Born and raised in Meru, Kenya, Prof. Ringera earned her Ph.D. in intercultural communication in 2008 from the University of Denver. She earned a Masters Degree in Media from Natal University, South Africa, as well as a Master of Theological Studies (with a peace and justice emphasis) from the Iliff School of Theology in Colorado. She received her Bachelor of Education degree and Postgraduate Diploma in Mass Communication from the University of Nairobi, Kenya. Prof. Karambu is also a lecturer at the University of Nairobi.
Prof. Ringera is a 2016 Cordes Social Entrepreneurs Fellow; a 2015/16 Next Generation Leader Fellow of the McCain Institute for International Leadership, USA; the 2015 Life Achievement Award and 2015 Master Scholar Award winner, University of Denver, USA; and the 2012 African Achievers Award, UK – for her cutting edge work in innovative and sustainable models of development & peacebuilding, women’s human rights and global leadership programs around the world.

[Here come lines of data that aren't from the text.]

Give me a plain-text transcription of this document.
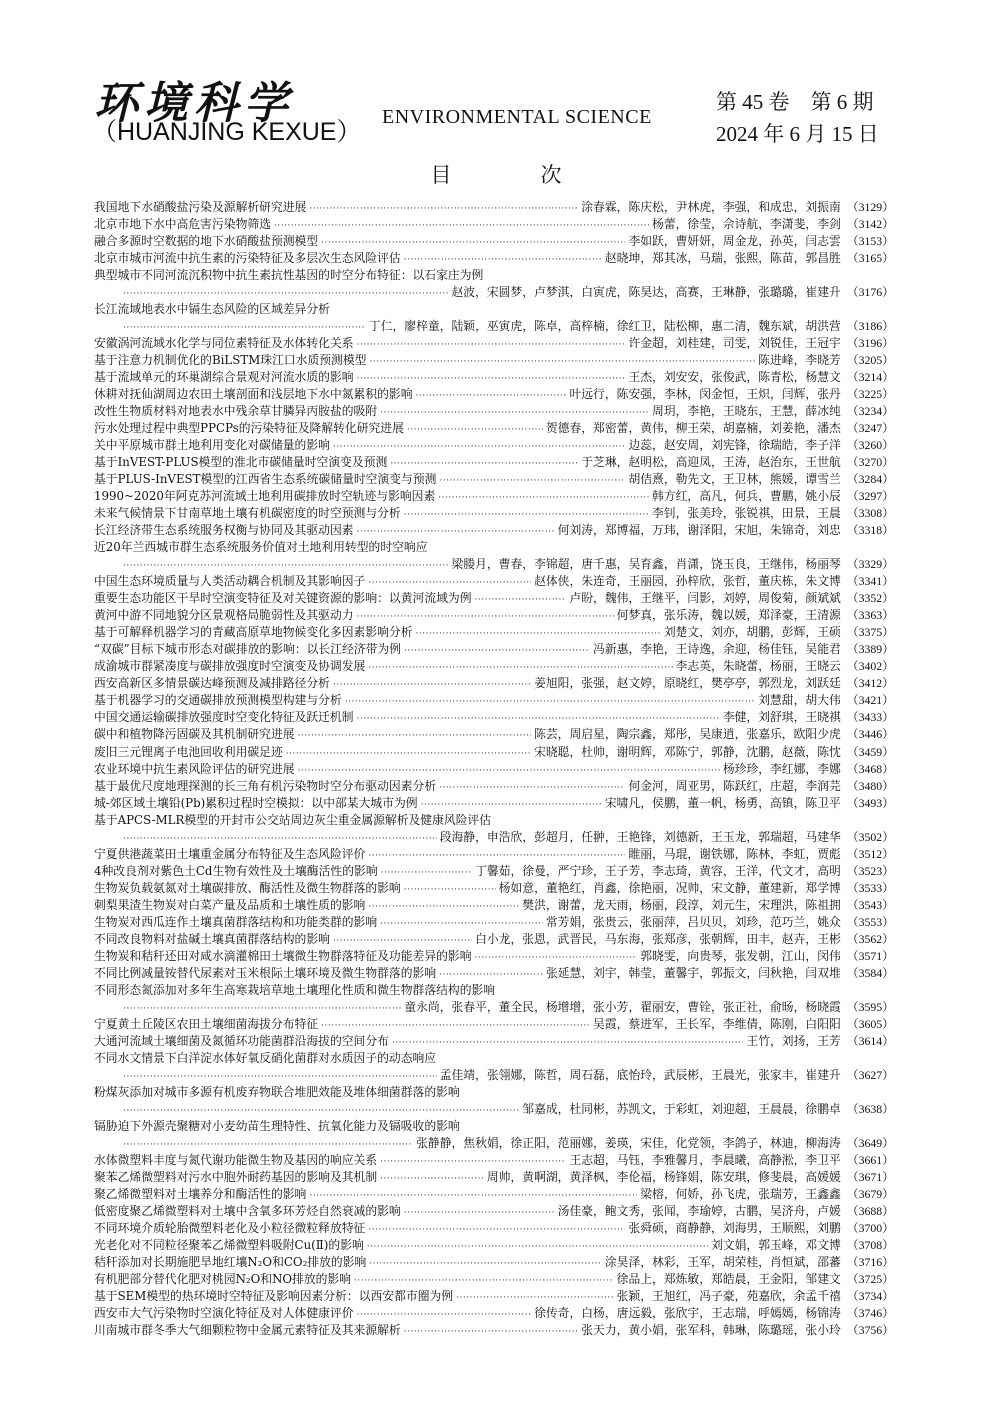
环境科学
（HUANJING KEXUE）
ENVIRONMENTAL SCIENCE
第 45 卷　第 6 期
2024 年 6 月 15 日
目　次
我国地下水硝酸盐污染及源解析研究进展 ·····	涂春霖，陈庆松，尹林虎，李强，和成忠，刘振南 （3129）
北京市地下水中高危害污染物筛选 ·····	杨蕾，徐莹，佘诗航，李潇斐，李剑 （3142）
融合多源时空数据的地下水硝酸盐预测模型 ·····	李如跃，曹妍妍，周金龙，孙英，闫志雲 （3153）
北京市城市河流中抗生素的污染特征及多层次生态风险评估 ·····	赵晓坤，郑其冰，马瑞，张熙，陈苗，郭昌胜 （3165）
典型城市不同河流沉积物中抗生素抗性基因的时空分布特征：以石家庄为例
·····
赵波，宋圆梦，卢梦淇，白寅虎，陈昊达，高赛，王琳静，张璐璐，崔建升 （3176）
长江流域地表水中镉生态风险的区域差异分析
·····
丁仁，廖梓童，陆颖，巫寅虎，陈卓，高梓楠，徐红卫，陆松柳，惠二清，魏东斌，胡洪营 （3186）
安徽涡河流域水化学与同位素特征及水体转化关系 ·····	许金超，刘桂建，司雯，刘锐佳，王冠宇 （3196）
基于注意力机制优化的BiLSTM珠江口水质预测模型 ·····	陈进峰，李晓芳 （3205）
基于流域单元的环巢湖综合景观对河流水质的影响 ·····	王杰，刘安安，张俊武，陈青松，杨慧文 （3214）
休耕对抚仙湖周边农田土壤剖面和浅层地下水中氮累积的影响 ·····	叶远行，陈安强，李林，闵金恒，王炽，闫辉，张丹 （3225）
改性生物质材料对地表水中残余草甘膦异丙胺盐的吸附 ·····	周玥，李艳，王晓东，王慧，薛冰纯 （3234）
污水处理过程中典型PPCPs的污染特征及降解转化研究进展 ·····	贺德春，郑密蕾，黄伟，柳王荣，胡嘉楠，刘姜艳，潘杰 （3247）
关中平原城市群土地利用变化对碳储量的影响 ·····	边蕊，赵安周，刘宪锋，徐瑞皓，李子洋 （3260）
基于InVEST-PLUS模型的淮北市碳储量时空演变及预测 ·····	于芝琳，赵明松，高迎凤，王涛，赵治东，王世航 （3270）
基于PLUS-InVEST模型的江西省生态系统碳储量时空演变与预测 ·····	胡佶熹，勒先文，王卫林，熊媛，谭雪兰 （3284）
1990~2020年阿克苏河流域土地利用碳排放时空轨迹与影响因素 ·····	韩方红，高凡，何兵，曹鹏，姚小辰 （3297）
未来气候情景下甘南草地土壤有机碳密度的时空预测与分析 ·····	李钊，张美玲，张锐祺，田景，王晨 （3308）
长江经济带生态系统服务权衡与协同及其驱动因素 ·····	何刘涛，郑博福，万玮，谢泽阳，宋旭，朱锦奇，刘忠 （3318）
近20年兰西城市群生态系统服务价值对土地利用转型的时空响应
·····
梁媵月，曹春，李锦超，唐千惠，吴育鑫，肖潇，饶玉良，王继伟，杨丽琴 （3329）
中国生态环境质量与人类活动耦合机制及其影响因子 ·····	赵体侠，朱连奇，王丽园，孙梓欣，张哲，董庆栋，朱文博 （3341）
重要生态功能区干旱时空演变特征及对关键资源的影响：以黄河流域为例 ·····	卢盼，魏伟，王继平，闫影，刘婷，周俊菊，颜斌斌 （3352）
黄河中游不同地貌分区景观格局脆弱性及其驱动力 ·····	何梦真，张乐涛，魏以媛，郑泽豪，王清源 （3363）
基于可解释机器学习的青藏高原草地物候变化多因素影响分析 ·····	刘楚文，刘亦，胡鹏，彭辉，王硕 （3375）
“双碳”目标下城市形态对碳排放的影响：以长江经济带为例 ·····	冯新惠，李艳，王诗逸，余迎，杨佳钰，吴能君 （3389）
成渝城市群紧凑度与碳排放强度时空演变及协调发展 ·····	李志英，朱晓蕾，杨丽，王晓云 （3402）
西安高新区多情景碳达峰预测及减排路径分析 ·····	姜旭阳，张强，赵文婷，原晓红，樊亭亭，郭烈龙，刘跃廷 （3412）
基于机器学习的交通碳排放预测模型构建与分析 ·····	刘慧甜，胡大伟 （3421）
中国交通运输碳排放强度时空变化特征及跃迁机制 ·····	李健，刘舒琪，王晓祺 （3433）
碳中和植物降污固碳及其机制研究进展 ·····	陈芸，周启星，陶宗鑫，郑彤，吴康逍，张嘉乐，欧阳少虎 （3446）
废旧三元锂离子电池回收利用碳足迹 ·····	宋晓聪，杜帅，谢明辉，邓陈宁，郭静，沈鹏，赵薇，陈忱 （3459）
农业环境中抗生素风险评估的研究进展 ·····	杨珍珍，李红娜，李娜 （3468）
基于最优尺度地理探测的长三角有机污染物时空分布驱动因素分析 ·····	何金河，周亚男，陈跃红，庄超，李润芫 （3480）
城-郊区域土壤铅(Pb)累积过程时空模拟：以中部某大城市为例 ·····	宋啸凡，侯鹏，董一帆，杨勇，高镇，陈卫平 （3493）
基于APCS-MLR模型的开封市公交站周边灰尘重金属源解析及健康风险评估
·····
段海静，申浩欣，彭超月，任翀，王艳锋，刘德新，王玉龙，郭瑞超，马建华 （3502）
宁夏供港蔬菜田土壤重金属分布特征及生态风险评价 ·····	睢丽，马琨，谢铁娜，陈林，李虹，贾彪 （3512）
4种改良剂对紫色土Cd生物有效性及土壤酶活性的影响 ·····	丁馨茹，徐曼，严宁珍，王子芳，李志琦，黄容，王洋，代文才，高明 （3523）
生物炭负载氨氮对土壤碳排放、酶活性及微生物群落的影响 ·····	杨如意，董艳红，肖鑫，徐艳丽，况帅，宋文静，董建新，郑学博 （3533）
刺梨果渣生物炭对白菜产量及品质和土壤性质的影响 ·····	樊洪，谢蕾，龙天雨，杨丽，段淳，刘元生，宋理洪，陈祖拥 （3543）
生物炭对西瓜连作土壤真菌群落结构和功能类群的影响 ·····	常芳娟，张贵云，张丽萍，吕贝贝，刘珍，范巧兰，姚众 （3553）
不同改良物料对盐碱土壤真菌群落结构的影响 ·····	白小龙，张恩，武晋民，马东海，张郑彦，张朝辉，田丰，赵卉，王彬 （3562）
生物炭和秸秆还田对咸水滴灌棉田土壤微生物群落特征及功能差异的影响 ·····	郭晓雯，向贵琴，张发朝，江山，闵伟 （3571）
不同比例减量铵替代尿素对玉米根际土壤环境及微生物群落的影响 ·····	张延慧，刘宇，韩莹，董馨宇，郭振文，闫秋艳，闫双堆 （3584）
不同形态氮添加对多年生高寒栽培草地土壤理化性质和微生物群落结构的影响
·····
童永尚，张春平，董全民，杨增增，张小芳，翟丽安，曹铨，张正社，俞旸，杨晓霞 （3595）
宁夏黄土丘陵区农田土壤细菌海拔分布特征 ·····	吴霞，蔡进军，王长军，李维倩，陈刚，白阳阳 （3605）
大通河流域土壤细菌及氮循环功能菌群沿海拔的空间分布 ·····	王竹，刘扬，王芳 （3614）
不同水文情景下白洋淀水体好氧反硝化菌群对水质因子的动态响应
·····
孟佳靖，张翎娜，陈哲，周石磊，底怡玲，武辰彬，王晨光，张家丰，崔建升 （3627）
粉煤灰添加对城市多源有机废弃物联合堆肥效能及堆体细菌群落的影响
·····
邹嘉成，杜同彬，苏凯文，于彩虹，刘迎超，王晨晨，徐鹏卓 （3638）
镉胁迫下外源壳聚糖对小麦幼苗生理特性、抗氧化能力及镉吸收的影响
·····
张静静，焦秋娟，徐正阳，范丽娜，姜瑛，宋佳，化党领，李鸽子，林迪，柳海涛 （3649）
水体微塑料丰度与氮代谢功能微生物及基因的响应关系 ·····	王志超，马钰，李雅馨月，李晨曦，高静淞，李卫平 （3661）
聚苯乙烯微塑料对污水中胞外耐药基因的影响及其机制 ·····	周帅，黄啊湖，黄泽枫，李伦福，杨锋娟，陈安琪，修斐晨，高媛媛 （3671）
聚乙烯微塑料对土壤养分和酶活性的影响 ·····	梁榕，何娇，孙飞虎，张瑞芳，王鑫鑫 （3679）
低密度聚乙烯微塑料对土壤中含氧多环芳烃自然衰减的影响 ·····	汤佳豪，鲍文秀，张闻，李瑜婷，古鹏，吴济舟，卢媛 （3688）
不同环境介质轮胎微塑料老化及小粒径微粒释放特征 ·····	张舜硕，商静静，刘海男，王顺熙，刘鹏 （3700）
光老化对不同粒径聚苯乙烯微塑料吸附Cu(Ⅱ)的影响 ·····	刘文娟，郭玉峰，邓文博 （3708）
秸秆添加对长期施肥旱地红壤N₂O和CO₂排放的影响 ·····	涂昊泽，林彩，王军，胡荣桂，肖恒斌，邵蕃 （3716）
有机肥部分替代化肥对桃园N₂O和NO排放的影响 ·····	徐品上，郑炼敏，郑皓晨，王金阳，邹建文 （3725）
基于SEM模型的热环境时空特征及影响因素分析：以西安都市圈为例 ·····	张颖，王旭红，冯子豪，苑嘉欣，余孟千禧 （3734）
西安市大气污染物时空演化特征及对人体健康评价 ·····	徐传奇，白杨，唐远毅，张欣宇，王志瑞，呼嫣嫣，杨锦涛 （3746）
川南城市群冬季大气细颗粒物中金属元素特征及其来源解析 ·····	张天力，黄小娟，张军科，韩琳，陈璐瑶，张小玲 （3756）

She has used her extensive academic background and international experience working in many countries to design and implement models of effective community engagement, women’s grassroots organizing programs, collaborative problem-solving models, preemptive and post-conflict reconciliation, and proactive health campaigns. She has built a successful, working model of “Amani Homes,” community homes of peace for orphans and vulnerable children in Meru, Kenya.
Near the Amani Home, she has also created Tiriji (“the place of abundance”), a permaculture center that trains people in the community how to develop and sustain successful food sovereignty projects. Tiriji has become a training center for peace and leadership programs. Karambu is a visionary, an activist, a compassionate, committed, formidable force for change, and an inspiration to all who meet her.
“I like to think of myself as peace, healing and reconciliation activist, involved in promoting community-based organizing that empowers grassroots people, especially women and children challenged by disease, violence, and poverty. Poverty is not just about lack of money or absence of violence and disease, rather the greatest suffering in these areas results from lack of access to information, a lack of knowledge and support to successfully utilize and develop local resources to create a better life. My desire is to stand with communities as they learn to listen deeply to the inner knowing of their hearts, identify their needs, craft their own solutions and inspire actions to meet those needs. My role is to support and trust their judgment and promote the implementation of their self-identified solutions. I invite you to stand with me to enable the work of IPI on a path that provides hope and light for all of us.”